Obselete User Story in Sprint
If, during the sprint, we find out that a user story is no longer needed or it can not be worked on due to some external issues. Would the best practice be to leave it until the end of the sprint and move it to the backlog once the sprint has been closed, or is it okay to take it out of the sprint while the sprint is still in progress?
If, during the sprint, we find out that a user story is no longer needed or it can not be worked on due to some external issues. Would the best practice be to leave it until the end of the sprint and move it to the backlog once the sprint has been closed, or is it okay to take it out of the sprint while the sprint is still in progress?
@John Hayes, Consider if the below lines from the Scrum guide help answer your question.
No changes are made that would endanger the Sprint Goal
Scope may be clarified and re-negotiated between the Product Owner and Development Team as more is learned.
If, during the sprint, we find out that a user story is no longer needed or it can not be worked on due to some external issues. Would the best practice be to leave it until the end of the sprint and move it to the backlog once the sprint has been closed, or is it okay to take it out of the sprint while the sprint is still in progress?
The two cases are different.
In the case where the item cannot be worked on due to external issues, that would be an impediment. One of the services that the Scrum Master provides to the Development Team is assistance in identifying and removing impediments. If I were the team's Scrum Master, I'd want to understand more about why the item was selected for the Sprint if there were external issues. Without knowing all of the details in this particular case, I'd want to make sure the team had the right knowledge and techniques to identify external dependencies and make good risk assessments or mitigations.
In the case where the item was no longer necessary, I'd want to get a good understanding of how something could be added to the Product Backlog, be refined by the team, and accepted into a Sprint only to have it become obsolete or unnecessary. I'd want to see if it's still necessary, but there are higher priority items in the Product Backlog, or if it's truly obsolete and no longer ever needed in the product. If it's no longer needed, my recommendation would be to remove it and ensure the team doesn't spend effort on it or cut the losses if work has been started but it is incomplete. If it's simply a lower priority, I would make sure the team understands that but would not adjust the team's plan for the Sprint and, if it gets complete, it gets complete.
In both cases, though, the details matter. However, I would want to make it a learning experience. Both cases can be disruptive to a team and the team should have the tools to attempt to prevent these from happening.
If, during the sprint, we find out that a user story is no longer needed or it can not be worked on due to some external issues.
The Sprint Backlog is the team’s forecast of the work they need to do to meet the Sprint Goal. They should always keep it up to date and know whether the goal is achievable. What does that forecast now look like?
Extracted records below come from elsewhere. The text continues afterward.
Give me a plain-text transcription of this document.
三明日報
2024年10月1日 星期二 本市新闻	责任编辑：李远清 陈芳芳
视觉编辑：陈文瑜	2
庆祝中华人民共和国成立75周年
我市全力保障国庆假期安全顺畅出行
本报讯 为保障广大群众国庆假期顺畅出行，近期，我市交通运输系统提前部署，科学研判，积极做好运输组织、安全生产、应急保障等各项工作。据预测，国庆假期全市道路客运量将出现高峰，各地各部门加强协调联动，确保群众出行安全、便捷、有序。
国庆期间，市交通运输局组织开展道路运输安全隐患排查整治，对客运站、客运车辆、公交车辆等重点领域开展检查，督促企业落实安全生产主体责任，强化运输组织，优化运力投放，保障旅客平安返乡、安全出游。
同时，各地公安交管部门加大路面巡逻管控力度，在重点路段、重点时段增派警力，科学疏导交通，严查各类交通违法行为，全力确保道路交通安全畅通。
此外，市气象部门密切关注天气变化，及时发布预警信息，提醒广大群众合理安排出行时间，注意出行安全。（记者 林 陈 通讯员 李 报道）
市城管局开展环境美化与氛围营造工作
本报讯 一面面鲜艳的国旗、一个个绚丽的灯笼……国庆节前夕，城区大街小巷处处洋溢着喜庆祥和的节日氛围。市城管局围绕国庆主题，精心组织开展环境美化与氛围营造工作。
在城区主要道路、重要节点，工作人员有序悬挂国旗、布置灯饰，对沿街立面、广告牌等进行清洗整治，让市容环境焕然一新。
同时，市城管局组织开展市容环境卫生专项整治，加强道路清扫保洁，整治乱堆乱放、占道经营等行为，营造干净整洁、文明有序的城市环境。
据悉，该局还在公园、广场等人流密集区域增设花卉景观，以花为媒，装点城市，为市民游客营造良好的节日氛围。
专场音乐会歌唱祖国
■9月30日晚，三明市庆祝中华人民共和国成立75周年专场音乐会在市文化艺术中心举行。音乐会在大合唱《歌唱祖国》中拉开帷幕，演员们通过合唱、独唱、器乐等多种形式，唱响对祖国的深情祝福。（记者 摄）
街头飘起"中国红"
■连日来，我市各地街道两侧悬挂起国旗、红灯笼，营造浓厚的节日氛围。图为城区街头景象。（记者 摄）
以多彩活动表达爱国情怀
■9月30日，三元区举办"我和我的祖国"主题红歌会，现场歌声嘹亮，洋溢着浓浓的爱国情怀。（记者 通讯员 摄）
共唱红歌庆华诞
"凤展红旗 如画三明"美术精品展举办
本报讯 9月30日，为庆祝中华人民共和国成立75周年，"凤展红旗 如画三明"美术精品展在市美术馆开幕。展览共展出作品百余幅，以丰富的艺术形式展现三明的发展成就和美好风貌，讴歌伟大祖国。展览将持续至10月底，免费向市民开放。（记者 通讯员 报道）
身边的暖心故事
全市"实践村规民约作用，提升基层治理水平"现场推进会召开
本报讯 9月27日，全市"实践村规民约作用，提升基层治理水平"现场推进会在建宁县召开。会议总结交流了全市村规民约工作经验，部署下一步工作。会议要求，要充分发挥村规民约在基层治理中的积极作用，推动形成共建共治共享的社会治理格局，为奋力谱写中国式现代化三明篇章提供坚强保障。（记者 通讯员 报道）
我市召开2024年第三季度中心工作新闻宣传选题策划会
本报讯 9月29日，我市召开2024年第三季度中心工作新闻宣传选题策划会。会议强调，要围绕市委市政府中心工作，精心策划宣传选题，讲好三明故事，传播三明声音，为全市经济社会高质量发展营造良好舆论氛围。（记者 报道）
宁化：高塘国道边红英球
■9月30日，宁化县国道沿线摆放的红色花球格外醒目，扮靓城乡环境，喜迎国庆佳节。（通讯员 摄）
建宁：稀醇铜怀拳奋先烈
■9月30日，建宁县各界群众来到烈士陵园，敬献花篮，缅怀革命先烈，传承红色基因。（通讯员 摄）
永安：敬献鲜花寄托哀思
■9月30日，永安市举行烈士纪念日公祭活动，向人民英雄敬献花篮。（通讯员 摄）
No amount of guides, guidelines can stop from such kind of issues to happen. In our team we were dependent on services provided by more than one external teams (which were non-agile to every possible extend). Some of our tasks would get stuck because of issues outside power of our team. Getting them resolved needed whole another level to organizational changes and time consuming. Having no immediate solution we started to have some slack stories, some additional refined stories meeting the same sprint goal.
I would suggest you need to dig deeper to find what is causing your user story to get obsolete within the sprint?
I'm going to start with a comment that there is no such thing as best practices. Even at a team level, I find it hard to say anything is a best practice. Everything is just a thing we do now until we find a better way of doing it.
Building on that statement...your team needs to decide what is the best thing to do every time this occurs and not create a standard way of handling it. As everyone above has mentioned you need to determine why either of the situations occurred and make a determination based on that specific information. If you start to see a pattern, then you have something to discuss as a team on how to or even whether you need to prevent it from occurring. I have seen this kind of thing happen due to lack of adequate refinement and because of a very dynamic problem space being addressed. The first was something we could address, the second was just something we felt had to be dealt with as it occurred.
There are very few things in software development that has a definitive way to be done. It is a very creative process with many available options. Technology changes fast and the way you work will have to evolve as well. Change is inevitable so quit trying to something that will fit all circumstances. Find something that fits this circumstance and use that knowledge for the next circumstance. Inspect and adapt doesn't only apply to requirements. It applies to everything you do in life.